Mengobarkan Lahan Untuk Persawahan, Petani di Muara Enim Terancam 10 Tahun Penjara
Berita

Mengobarkan Lahan Untuk Persawahan, Petani di Muara Enim Terancam 10 Tahun Penjara

Merdeka. com – Seorang petani, Basarudin (50) ditangkap polisi karena membakar lahan seluas setengah hektare. Pelaku pun terancam menjalani aniaya penjara maksimal sepuluh tahun tangsi.

Pelaku diamankan setelah warga melapor ke polisi zaman membakar lahan semak belukar bergambut di Desa Harapan Mulia, Kecamatan Muara Belida, Muara Enim, Sumatera Selatan, Selasa (15/9), pukul 10. 30 WIB. Namun, pelaku membiarkan lokasi sehingga api membesar.

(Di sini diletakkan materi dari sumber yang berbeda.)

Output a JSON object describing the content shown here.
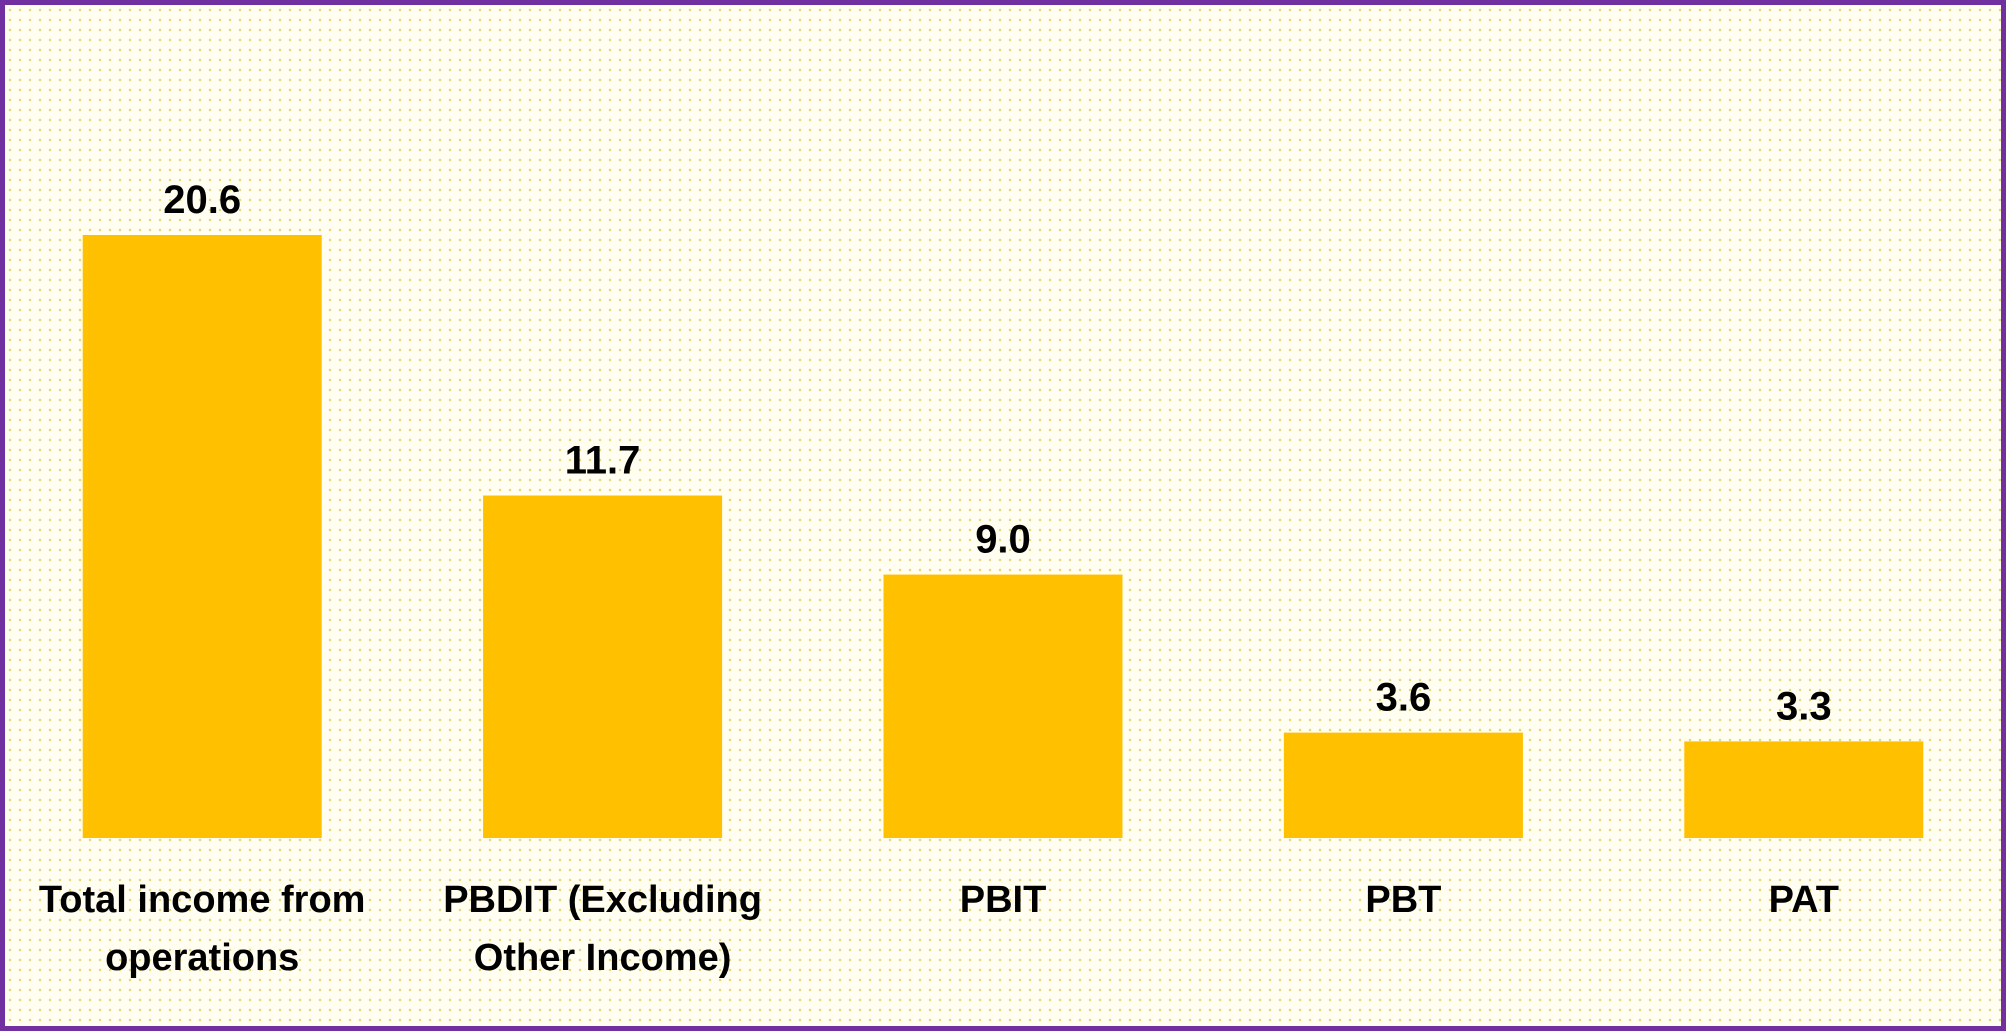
{
  "chart_data": {
    "type": "bar",
    "categories": [
      "Total income from operations",
      "PBDIT (Excluding Other Income)",
      "PBIT",
      "PBT",
      "PAT"
    ],
    "values": [
      20.6,
      11.7,
      9.0,
      3.6,
      3.3
    ],
    "value_labels": [
      "20.6",
      "11.7",
      "9.0",
      "3.6",
      "3.3"
    ],
    "color": "#ffc000"
  }
}
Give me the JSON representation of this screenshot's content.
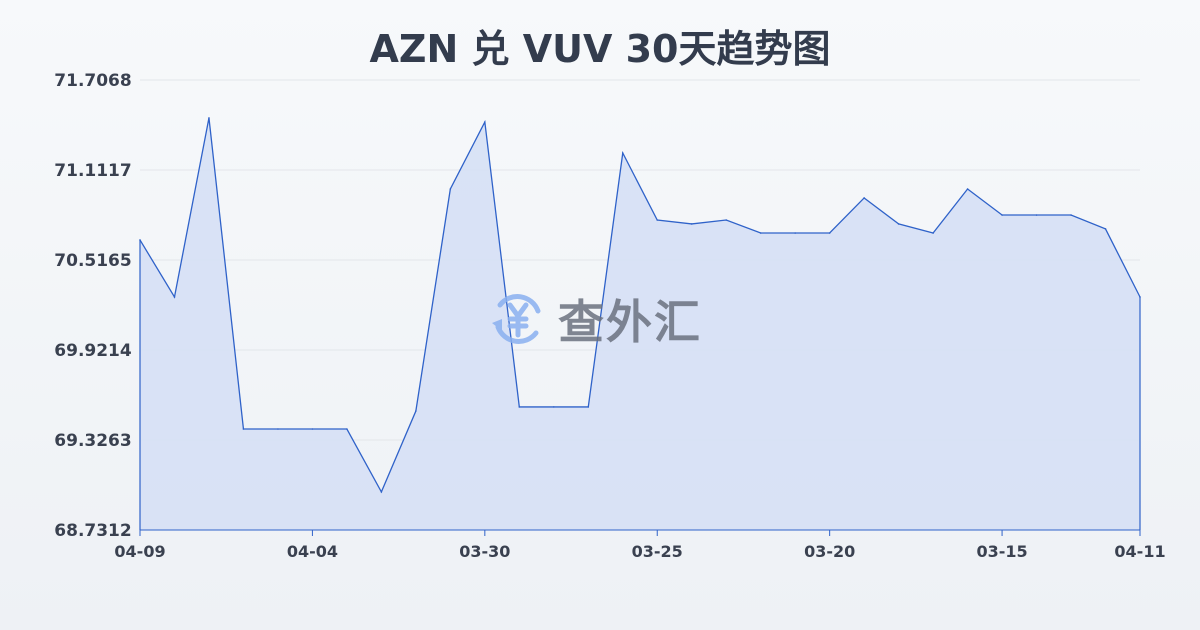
{
  "chart_data": {
    "type": "area",
    "title": "AZN 兑 VUV 30天趋势图",
    "xlabel": "",
    "ylabel": "",
    "x_tick_labels": [
      "04-09",
      "04-04",
      "03-30",
      "03-25",
      "03-20",
      "03-15",
      "04-11"
    ],
    "x_tick_indices": [
      0,
      5,
      10,
      15,
      20,
      25,
      29
    ],
    "y_ticks": [
      "71.7068",
      "71.1117",
      "70.5165",
      "69.9214",
      "69.3263",
      "68.7312"
    ],
    "ylim": [
      68.7312,
      71.7068
    ],
    "grid": true,
    "values": [
      70.649,
      70.272,
      71.456,
      69.399,
      69.399,
      69.399,
      69.399,
      68.983,
      69.518,
      70.986,
      71.429,
      69.545,
      69.545,
      69.545,
      71.224,
      70.781,
      70.755,
      70.781,
      70.695,
      70.695,
      70.695,
      70.927,
      70.755,
      70.695,
      70.986,
      70.814,
      70.814,
      70.814,
      70.722,
      70.272
    ],
    "colors": {
      "line": "#2f62c9",
      "fill": "#d6e0f5",
      "grid": "#e3e6ea"
    }
  },
  "watermark": {
    "text": "查外汇",
    "icon": "yen-exchange-icon"
  }
}
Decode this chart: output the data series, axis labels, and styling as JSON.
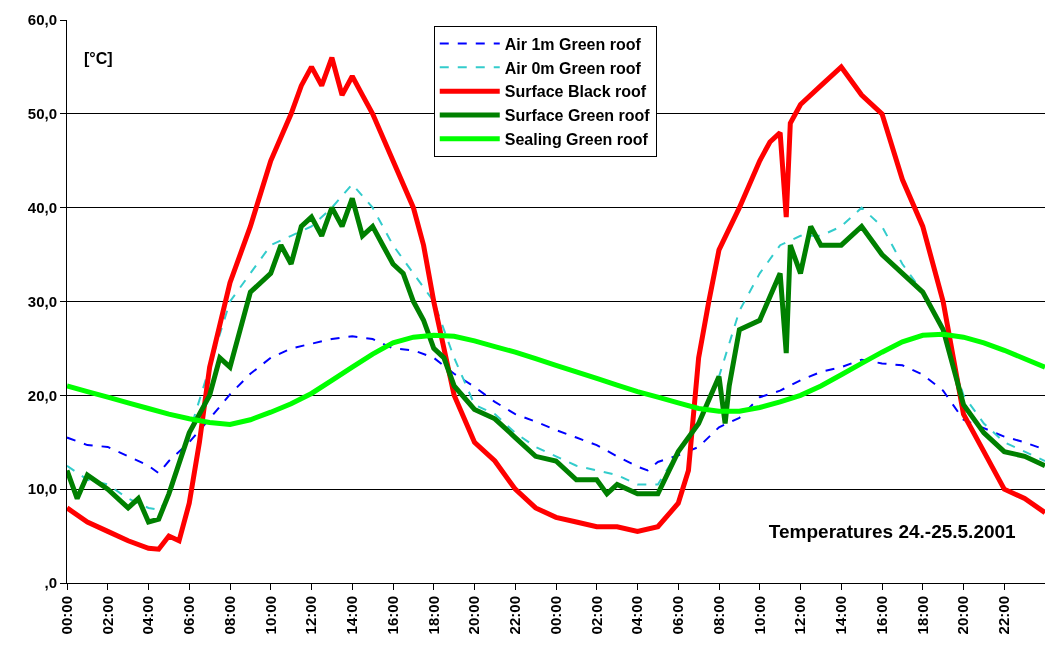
{
  "chart_data": {
    "type": "line",
    "title": "Temperatures 24.-25.5.2001",
    "ylabel": "[°C]",
    "xlim": [
      "2001-05-24T00:00",
      "2001-05-26T00:00"
    ],
    "ylim": [
      0,
      60
    ],
    "xticks": [
      {
        "value": "2001-05-24T00:00",
        "label": "00:00"
      },
      {
        "value": "2001-05-24T02:00",
        "label": "02:00"
      },
      {
        "value": "2001-05-24T04:00",
        "label": "04:00"
      },
      {
        "value": "2001-05-24T06:00",
        "label": "06:00"
      },
      {
        "value": "2001-05-24T08:00",
        "label": "08:00"
      },
      {
        "value": "2001-05-24T10:00",
        "label": "10:00"
      },
      {
        "value": "2001-05-24T12:00",
        "label": "12:00"
      },
      {
        "value": "2001-05-24T14:00",
        "label": "14:00"
      },
      {
        "value": "2001-05-24T16:00",
        "label": "16:00"
      },
      {
        "value": "2001-05-24T18:00",
        "label": "18:00"
      },
      {
        "value": "2001-05-24T20:00",
        "label": "20:00"
      },
      {
        "value": "2001-05-24T22:00",
        "label": "22:00"
      },
      {
        "value": "2001-05-25T00:00",
        "label": "00:00"
      },
      {
        "value": "2001-05-25T02:00",
        "label": "02:00"
      },
      {
        "value": "2001-05-25T04:00",
        "label": "04:00"
      },
      {
        "value": "2001-05-25T06:00",
        "label": "06:00"
      },
      {
        "value": "2001-05-25T08:00",
        "label": "08:00"
      },
      {
        "value": "2001-05-25T10:00",
        "label": "10:00"
      },
      {
        "value": "2001-05-25T12:00",
        "label": "12:00"
      },
      {
        "value": "2001-05-25T14:00",
        "label": "14:00"
      },
      {
        "value": "2001-05-25T16:00",
        "label": "16:00"
      },
      {
        "value": "2001-05-25T18:00",
        "label": "18:00"
      },
      {
        "value": "2001-05-25T20:00",
        "label": "20:00"
      },
      {
        "value": "2001-05-25T22:00",
        "label": "22:00"
      }
    ],
    "yticks": [
      {
        "value": 0,
        "label": ",0"
      },
      {
        "value": 10,
        "label": "10,0"
      },
      {
        "value": 20,
        "label": "20,0"
      },
      {
        "value": 30,
        "label": "30,0"
      },
      {
        "value": 40,
        "label": "40,0"
      },
      {
        "value": 50,
        "label": "50,0"
      },
      {
        "value": 60,
        "label": "60,0"
      }
    ],
    "grid": "y",
    "legend": "top",
    "marker": "none",
    "series": [
      {
        "name": "Air 1m Green roof",
        "color": "#0000ff",
        "line_style": "dashed",
        "x": [
          "2001-05-24T00:00",
          "2001-05-24T01:00",
          "2001-05-24T02:00",
          "2001-05-24T03:00",
          "2001-05-24T04:00",
          "2001-05-24T04:30",
          "2001-05-24T05:00",
          "2001-05-24T06:00",
          "2001-05-24T07:00",
          "2001-05-24T08:00",
          "2001-05-24T09:00",
          "2001-05-24T10:00",
          "2001-05-24T11:00",
          "2001-05-24T12:00",
          "2001-05-24T13:00",
          "2001-05-24T14:00",
          "2001-05-24T15:00",
          "2001-05-24T16:00",
          "2001-05-24T17:00",
          "2001-05-24T18:00",
          "2001-05-24T19:00",
          "2001-05-24T20:00",
          "2001-05-24T21:00",
          "2001-05-24T22:00",
          "2001-05-24T23:00",
          "2001-05-25T00:00",
          "2001-05-25T01:00",
          "2001-05-25T02:00",
          "2001-05-25T03:00",
          "2001-05-25T04:00",
          "2001-05-25T04:30",
          "2001-05-25T05:00",
          "2001-05-25T06:00",
          "2001-05-25T07:00",
          "2001-05-25T08:00",
          "2001-05-25T09:00",
          "2001-05-25T10:00",
          "2001-05-25T11:00",
          "2001-05-25T12:00",
          "2001-05-25T13:00",
          "2001-05-25T14:00",
          "2001-05-25T15:00",
          "2001-05-25T16:00",
          "2001-05-25T17:00",
          "2001-05-25T18:00",
          "2001-05-25T19:00",
          "2001-05-25T20:00",
          "2001-05-25T21:00",
          "2001-05-25T22:00",
          "2001-05-25T23:00",
          "2001-05-26T00:00"
        ],
        "values": [
          15.5,
          14.7,
          14.5,
          13.5,
          12.5,
          11.7,
          13,
          15,
          17.5,
          20.1,
          22.3,
          24,
          25,
          25.5,
          26,
          26.3,
          26,
          25,
          24.8,
          24,
          22.3,
          20.9,
          19.3,
          18,
          17.2,
          16.3,
          15.5,
          14.7,
          13.5,
          12.4,
          12,
          12.9,
          13.6,
          14.5,
          16.6,
          17.6,
          19.8,
          20.5,
          21.6,
          22.5,
          23,
          23.8,
          23.4,
          23.2,
          22.2,
          20.5,
          17.4,
          16.5,
          15.6,
          15,
          14.2
        ]
      },
      {
        "name": "Air 0m Green roof",
        "color": "#33cccc",
        "line_style": "dashed",
        "x": [
          "2001-05-24T00:00",
          "2001-05-24T01:00",
          "2001-05-24T02:00",
          "2001-05-24T03:00",
          "2001-05-24T04:00",
          "2001-05-24T04:30",
          "2001-05-24T05:00",
          "2001-05-24T06:00",
          "2001-05-24T07:00",
          "2001-05-24T08:00",
          "2001-05-24T09:00",
          "2001-05-24T10:00",
          "2001-05-24T11:00",
          "2001-05-24T12:00",
          "2001-05-24T13:00",
          "2001-05-24T14:00",
          "2001-05-24T15:00",
          "2001-05-24T16:00",
          "2001-05-24T17:00",
          "2001-05-24T18:00",
          "2001-05-24T19:00",
          "2001-05-24T20:00",
          "2001-05-24T21:00",
          "2001-05-24T22:00",
          "2001-05-24T23:00",
          "2001-05-25T00:00",
          "2001-05-25T01:00",
          "2001-05-25T02:00",
          "2001-05-25T03:00",
          "2001-05-25T04:00",
          "2001-05-25T05:00",
          "2001-05-25T06:00",
          "2001-05-25T07:00",
          "2001-05-25T08:00",
          "2001-05-25T09:00",
          "2001-05-25T10:00",
          "2001-05-25T11:00",
          "2001-05-25T12:00",
          "2001-05-25T13:00",
          "2001-05-25T14:00",
          "2001-05-25T15:00",
          "2001-05-25T16:00",
          "2001-05-25T17:00",
          "2001-05-25T18:00",
          "2001-05-25T19:00",
          "2001-05-25T20:00",
          "2001-05-25T21:00",
          "2001-05-25T22:00",
          "2001-05-25T23:00",
          "2001-05-26T00:00"
        ],
        "values": [
          12.5,
          11,
          10.5,
          9,
          8,
          7.8,
          9,
          16,
          23,
          30,
          33,
          36,
          37,
          38,
          40,
          42.5,
          40,
          36,
          33,
          30,
          24,
          19,
          18,
          16,
          14.5,
          13.5,
          12.5,
          12,
          11.5,
          10.5,
          10.5,
          14,
          17,
          22,
          29,
          33,
          36,
          37,
          37,
          38,
          40,
          38,
          34,
          31,
          27,
          20,
          17,
          15,
          14,
          13
        ]
      },
      {
        "name": "Surface Black roof",
        "color": "#ff0000",
        "line_style": "solid",
        "x": [
          "2001-05-24T00:00",
          "2001-05-24T01:00",
          "2001-05-24T02:00",
          "2001-05-24T03:00",
          "2001-05-24T04:00",
          "2001-05-24T04:30",
          "2001-05-24T05:00",
          "2001-05-24T05:30",
          "2001-05-24T06:00",
          "2001-05-24T06:30",
          "2001-05-24T07:00",
          "2001-05-24T08:00",
          "2001-05-24T09:00",
          "2001-05-24T10:00",
          "2001-05-24T11:00",
          "2001-05-24T11:30",
          "2001-05-24T12:00",
          "2001-05-24T12:30",
          "2001-05-24T13:00",
          "2001-05-24T13:30",
          "2001-05-24T14:00",
          "2001-05-24T14:30",
          "2001-05-24T15:00",
          "2001-05-24T16:00",
          "2001-05-24T17:00",
          "2001-05-24T17:30",
          "2001-05-24T18:00",
          "2001-05-24T19:00",
          "2001-05-24T20:00",
          "2001-05-24T21:00",
          "2001-05-24T22:00",
          "2001-05-24T23:00",
          "2001-05-25T00:00",
          "2001-05-25T01:00",
          "2001-05-25T02:00",
          "2001-05-25T03:00",
          "2001-05-25T04:00",
          "2001-05-25T05:00",
          "2001-05-25T06:00",
          "2001-05-25T06:30",
          "2001-05-25T07:00",
          "2001-05-25T07:30",
          "2001-05-25T08:00",
          "2001-05-25T09:00",
          "2001-05-25T10:00",
          "2001-05-25T10:30",
          "2001-05-25T11:00",
          "2001-05-25T11:18",
          "2001-05-25T11:30",
          "2001-05-25T12:00",
          "2001-05-25T13:00",
          "2001-05-25T14:00",
          "2001-05-25T15:00",
          "2001-05-25T16:00",
          "2001-05-25T17:00",
          "2001-05-25T18:00",
          "2001-05-25T19:00",
          "2001-05-25T19:30",
          "2001-05-25T20:00",
          "2001-05-25T21:00",
          "2001-05-25T22:00",
          "2001-05-25T23:00",
          "2001-05-26T00:00"
        ],
        "values": [
          8,
          6.5,
          5.5,
          4.5,
          3.7,
          3.6,
          5,
          4.5,
          8.5,
          15,
          23,
          32,
          38,
          45,
          50,
          53,
          55,
          53,
          56,
          52,
          54,
          52,
          50,
          45,
          40,
          36,
          30,
          20,
          15,
          13,
          10,
          8,
          7,
          6.5,
          6,
          6,
          5.5,
          6,
          8.5,
          12,
          24,
          30,
          35.5,
          40,
          45,
          47,
          48,
          39,
          49,
          51,
          53,
          55,
          52,
          50,
          43,
          38,
          30,
          24,
          18,
          14,
          10,
          9,
          7.5
        ]
      },
      {
        "name": "Surface Green roof",
        "color": "#008000",
        "line_style": "solid",
        "x": [
          "2001-05-24T00:00",
          "2001-05-24T00:30",
          "2001-05-24T01:00",
          "2001-05-24T02:00",
          "2001-05-24T03:00",
          "2001-05-24T03:30",
          "2001-05-24T04:00",
          "2001-05-24T04:30",
          "2001-05-24T05:00",
          "2001-05-24T06:00",
          "2001-05-24T07:00",
          "2001-05-24T07:30",
          "2001-05-24T08:00",
          "2001-05-24T08:30",
          "2001-05-24T09:00",
          "2001-05-24T10:00",
          "2001-05-24T10:30",
          "2001-05-24T11:00",
          "2001-05-24T11:30",
          "2001-05-24T12:00",
          "2001-05-24T12:30",
          "2001-05-24T13:00",
          "2001-05-24T13:30",
          "2001-05-24T14:00",
          "2001-05-24T14:30",
          "2001-05-24T15:00",
          "2001-05-24T15:30",
          "2001-05-24T16:00",
          "2001-05-24T16:30",
          "2001-05-24T17:00",
          "2001-05-24T17:30",
          "2001-05-24T18:00",
          "2001-05-24T18:30",
          "2001-05-24T19:00",
          "2001-05-24T20:00",
          "2001-05-24T21:00",
          "2001-05-24T22:00",
          "2001-05-24T23:00",
          "2001-05-25T00:00",
          "2001-05-25T01:00",
          "2001-05-25T02:00",
          "2001-05-25T02:30",
          "2001-05-25T03:00",
          "2001-05-25T04:00",
          "2001-05-25T05:00",
          "2001-05-25T06:00",
          "2001-05-25T07:00",
          "2001-05-25T08:00",
          "2001-05-25T08:18",
          "2001-05-25T08:30",
          "2001-05-25T09:00",
          "2001-05-25T10:00",
          "2001-05-25T11:00",
          "2001-05-25T11:18",
          "2001-05-25T11:30",
          "2001-05-25T12:00",
          "2001-05-25T12:30",
          "2001-05-25T13:00",
          "2001-05-25T14:00",
          "2001-05-25T15:00",
          "2001-05-25T16:00",
          "2001-05-25T17:00",
          "2001-05-25T18:00",
          "2001-05-25T19:00",
          "2001-05-25T20:00",
          "2001-05-25T21:00",
          "2001-05-25T22:00",
          "2001-05-25T23:00",
          "2001-05-26T00:00"
        ],
        "values": [
          12,
          9,
          11.5,
          10,
          8,
          9,
          6.5,
          6.8,
          9.5,
          16,
          20,
          24,
          23,
          27,
          31,
          33,
          36,
          34,
          38,
          39,
          37,
          40,
          38,
          41,
          37,
          38,
          36,
          34,
          33,
          30,
          28,
          25,
          24,
          21,
          18.5,
          17.5,
          15.5,
          13.5,
          13,
          11,
          11,
          9.5,
          10.5,
          9.5,
          9.5,
          14,
          17,
          22,
          17,
          21,
          27,
          28,
          33,
          24.5,
          36,
          33,
          38,
          36,
          36,
          38,
          35,
          33,
          31,
          27,
          19,
          16,
          14,
          13.5,
          12.5
        ]
      },
      {
        "name": "Sealing Green roof",
        "color": "#00ff00",
        "line_style": "solid",
        "x": [
          "2001-05-24T00:00",
          "2001-05-24T01:00",
          "2001-05-24T02:00",
          "2001-05-24T03:00",
          "2001-05-24T04:00",
          "2001-05-24T05:00",
          "2001-05-24T06:00",
          "2001-05-24T07:00",
          "2001-05-24T08:00",
          "2001-05-24T09:00",
          "2001-05-24T10:00",
          "2001-05-24T11:00",
          "2001-05-24T12:00",
          "2001-05-24T13:00",
          "2001-05-24T14:00",
          "2001-05-24T15:00",
          "2001-05-24T16:00",
          "2001-05-24T17:00",
          "2001-05-24T18:00",
          "2001-05-24T19:00",
          "2001-05-24T20:00",
          "2001-05-24T21:00",
          "2001-05-24T22:00",
          "2001-05-24T23:00",
          "2001-05-25T00:00",
          "2001-05-25T01:00",
          "2001-05-25T02:00",
          "2001-05-25T03:00",
          "2001-05-25T04:00",
          "2001-05-25T05:00",
          "2001-05-25T06:00",
          "2001-05-25T07:00",
          "2001-05-25T08:00",
          "2001-05-25T09:00",
          "2001-05-25T10:00",
          "2001-05-25T11:00",
          "2001-05-25T12:00",
          "2001-05-25T13:00",
          "2001-05-25T14:00",
          "2001-05-25T15:00",
          "2001-05-25T16:00",
          "2001-05-25T17:00",
          "2001-05-25T18:00",
          "2001-05-25T19:00",
          "2001-05-25T20:00",
          "2001-05-25T21:00",
          "2001-05-25T22:00",
          "2001-05-25T23:00",
          "2001-05-26T00:00"
        ],
        "values": [
          21,
          20.4,
          19.8,
          19.2,
          18.6,
          18,
          17.5,
          17.1,
          16.9,
          17.4,
          18.2,
          19.1,
          20.2,
          21.6,
          23,
          24.4,
          25.6,
          26.2,
          26.4,
          26.3,
          25.8,
          25.2,
          24.6,
          23.9,
          23.2,
          22.5,
          21.8,
          21.1,
          20.4,
          19.8,
          19.2,
          18.6,
          18.3,
          18.3,
          18.7,
          19.3,
          20,
          21,
          22.2,
          23.4,
          24.6,
          25.7,
          26.4,
          26.5,
          26.2,
          25.6,
          24.8,
          23.9,
          23
        ]
      }
    ]
  }
}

Warga yang tinggal dalam Desa Semantul, Kecamatan Rantau Bayur, Banyuasin, itu kembali ke tanah untuk membakar. Tak lama kemudian, petugas datang dan langsung mengamankannya.

Kapolres Muara Enim, AKBP Donni Eka Syahputa mengutarakan, tersangka bermaksud membuka lahan tersebut untuk persawahan. Hanya saja caranya melanggar hukum sehingga harus dipertanggungjawabkan sesuai perundang-undangan.

“Tersangka dipergoki saat membakar lahan, luasnya setengah hektare, ” katanya, Kamis (17/9).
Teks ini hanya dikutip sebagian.